Unlike diamond and cubic zirconia, moissanite handles light differently and produces bi-refringance or double reflections which goes some way to explaining its higher brilliance (reflected light) when compared to diamond.
This can help hide color in smaller round brilliant cut moissanites although the cutting of moissanite requires slightly different methods and faceting.
Moissanite is the crystalline form of Silicon Carbide (SiC) and is formed with the aid of high pressure and heat. Since Diamond is essentially 99.9% carbon, moissanite is pretty close though no where near identical to diamond (how weird does that sound?).
Moissanite has a value of 9.25 on the mohs hardness scale which makes it second only to diamond in gemstone terms. Diamond can be up to 20 times harder than moissanite although moissanite is considerably tougher than diamond along the planes of a diamond’s cleavage.
Moissanite is also considerably more heat resistant than diamond although quite how this affects it’s use in jewelry and the day to day wearing of such jewelry is pretty much irrelevant.
One more factor in the equation are reports that moissanite has a different structure to diamond and has a higher tendency to chip along its edges than diamond does.
This suggests it’s more brittle than diamond although we could find no specific information to corroborate this theory.
When compared to diamond, a moissanite’s character of brilliance is a less focused or more fuzzy effect which adds warmth rather than ice to the look and feel of the stone.
Weight for weight, moissanite is slightly lighter than diamond and much lighter than cubic zirconia. Moissanite is also reported to be imperfect in its formation in similar ways to diamond.
It can exhibit inclusions and other clarity degrading properties that can either add character or detract from value.
When we add up all the facts we find that moissanite is a very poor diamond simulant but is an extremely pretty man made gemstone in its own right. If we look closely then cubic zirconia is much closer to diamond than moissanite will ever be.
Cz Vs Moissanite
Whilst cubic zirconia can lack some character, especially machine cut cz, moissanite is always human cut but its gem properties are far too over the top to be considered a good diamond simulant.
Its strengths definitely lie in its own ability to sparkle like crazy and stand out from the crowd!
There is also a price difference between the two stones. Moissanite has been heavily marketed as a “jewel like no other” not particularly obvious in its direct competition with diamonds, but nevertheless there is a direct marketing connection and competition with diamond jewelry.
This and the fact that it’s hand cut and exclusive to Charles and Colvard means that this jewel commands a premium price that Cz won’t ever attain unless it’s ever renamed and rebranded.
Moissanite is still much cheaper than diamond but it’ll never replace the ice stone, especially if De Beers (world famous diamond brokers) have anything to do with it.
Cubic Zirconia on the other hand when cut by man does command a premium over machine cut stones, after all plenty of man hours go into the cutting processes and a very fine gem is produced at the other end.

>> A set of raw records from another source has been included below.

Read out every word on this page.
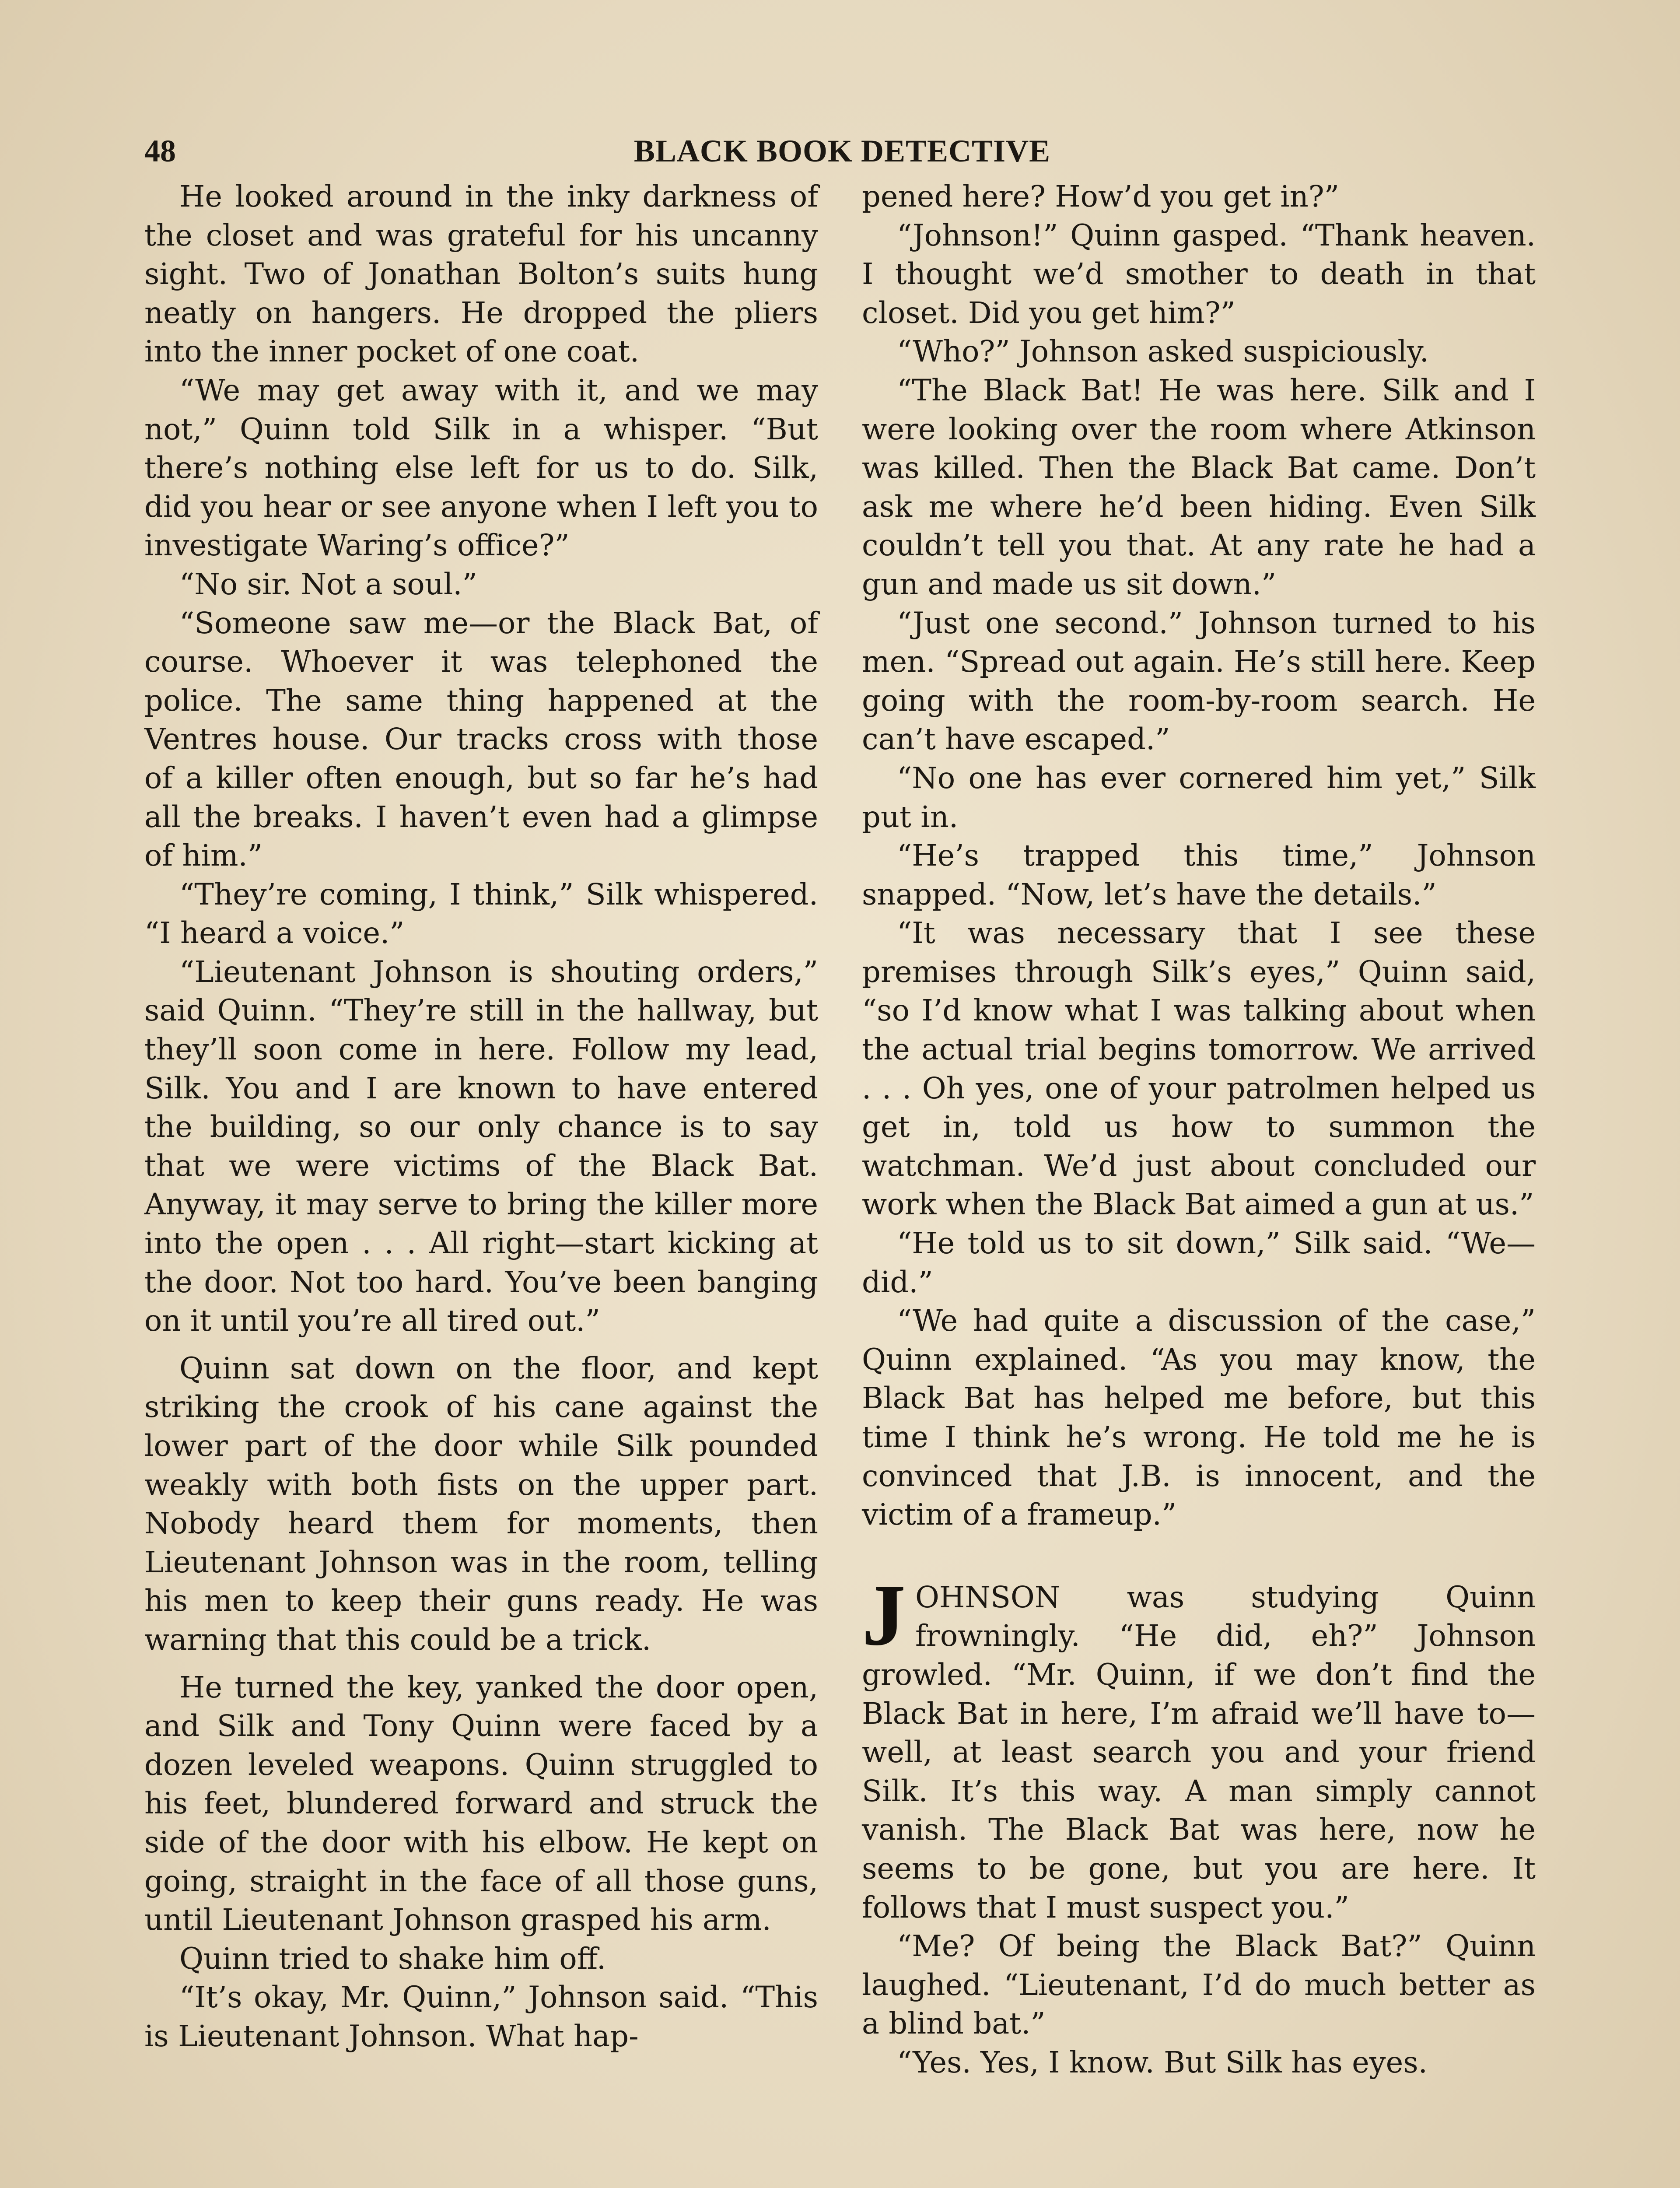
48	BLACK BOOK DETECTIVE

He looked around in the inky darkness of the closet and was grateful for his uncanny sight. Two of Jonathan Bolton’s suits hung neatly on hangers. He dropped the pliers into the inner pocket of one coat.

“We may get away with it, and we may not,” Quinn told Silk in a whisper. “But there’s nothing else left for us to do. Silk, did you hear or see anyone when I left you to investigate Waring’s office?”

“No sir. Not a soul.”

“Someone saw me—or the Black Bat, of course. Whoever it was telephoned the police. The same thing happened at the Ventres house. Our tracks cross with those of a killer often enough, but so far he’s had all the breaks. I haven’t even had a glimpse of him.”

“They’re coming, I think,” Silk whispered. “I heard a voice.”

“Lieutenant Johnson is shouting orders,” said Quinn. “They’re still in the hallway, but they’ll soon come in here. Follow my lead, Silk. You and I are known to have entered the building, so our only chance is to say that we were victims of the Black Bat. Anyway, it may serve to bring the killer more into the open . . . All right—start kicking at the door. Not too hard. You’ve been banging on it until you’re all tired out.”

Quinn sat down on the floor, and kept striking the crook of his cane against the lower part of the door while Silk pounded weakly with both fists on the upper part. Nobody heard them for moments, then Lieutenant Johnson was in the room, telling his men to keep their guns ready. He was warning that this could be a trick.

He turned the key, yanked the door open, and Silk and Tony Quinn were faced by a dozen leveled weapons. Quinn struggled to his feet, blundered forward and struck the side of the door with his elbow. He kept on going, straight in the face of all those guns, until Lieutenant Johnson grasped his arm.

Quinn tried to shake him off.

“It’s okay, Mr. Quinn,” Johnson said. “This is Lieutenant Johnson. What hap-

pened here? How’d you get in?”

“Johnson!” Quinn gasped. “Thank heaven. I thought we’d smother to death in that closet. Did you get him?”

“Who?” Johnson asked suspiciously.

“The Black Bat! He was here. Silk and I were looking over the room where Atkinson was killed. Then the Black Bat came. Don’t ask me where he’d been hiding. Even Silk couldn’t tell you that. At any rate he had a gun and made us sit down.”

“Just one second.” Johnson turned to his men. “Spread out again. He’s still here. Keep going with the room-by-room search. He can’t have escaped.”

“No one has ever cornered him yet,” Silk put in.

“He’s trapped this time,” Johnson snapped. “Now, let’s have the details.”

“It was necessary that I see these premises through Silk’s eyes,” Quinn said, “so I’d know what I was talking about when the actual trial begins tomorrow. We arrived . . . Oh yes, one of your patrolmen helped us get in, told us how to summon the watchman. We’d just about concluded our work when the Black Bat aimed a gun at us.”

“He told us to sit down,” Silk said. “We—did.”

“We had quite a discussion of the case,” Quinn explained. “As you may know, the Black Bat has helped me before, but this time I think he’s wrong. He told me he is convinced that J.B. is innocent, and the victim of a frameup.”

JOHNSON was studying Quinn frowningly. “He did, eh?” Johnson growled. “Mr. Quinn, if we don’t find the Black Bat in here, I’m afraid we’ll have to—well, at least search you and your friend Silk. It’s this way. A man simply cannot vanish. The Black Bat was here, now he seems to be gone, but you are here. It follows that I must suspect you.”

“Me? Of being the Black Bat?” Quinn laughed. “Lieutenant, I’d do much better as a blind bat.”

“Yes. Yes, I know. But Silk has eyes.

Cz’s a gem to rival diamond on price and beauty and a gem to rival moissanite as a more believable diamond simulant.
If you have the money and an appreciation for a diamond’s qualities then you have to buy diamond . If price is a major concern then Cubic zirconia is the best option to consider.
If you’re concerned at all with diamond mining or conflict diamonds then there is a man made diamond alternative that you should see. It has ALL the properties of real diamond but it’s man made and it’s called Takara.
If you’re looking for an engagement ring but can’t afford real diamond then you simply have to take a close look at Asher . Asher is a form of cubic zirconia that has a hardness of 9 on the moh’s scale and is utterly fantastic when cut by man.
If you want something different or you simply want to show off then moissanite is the jewel for you.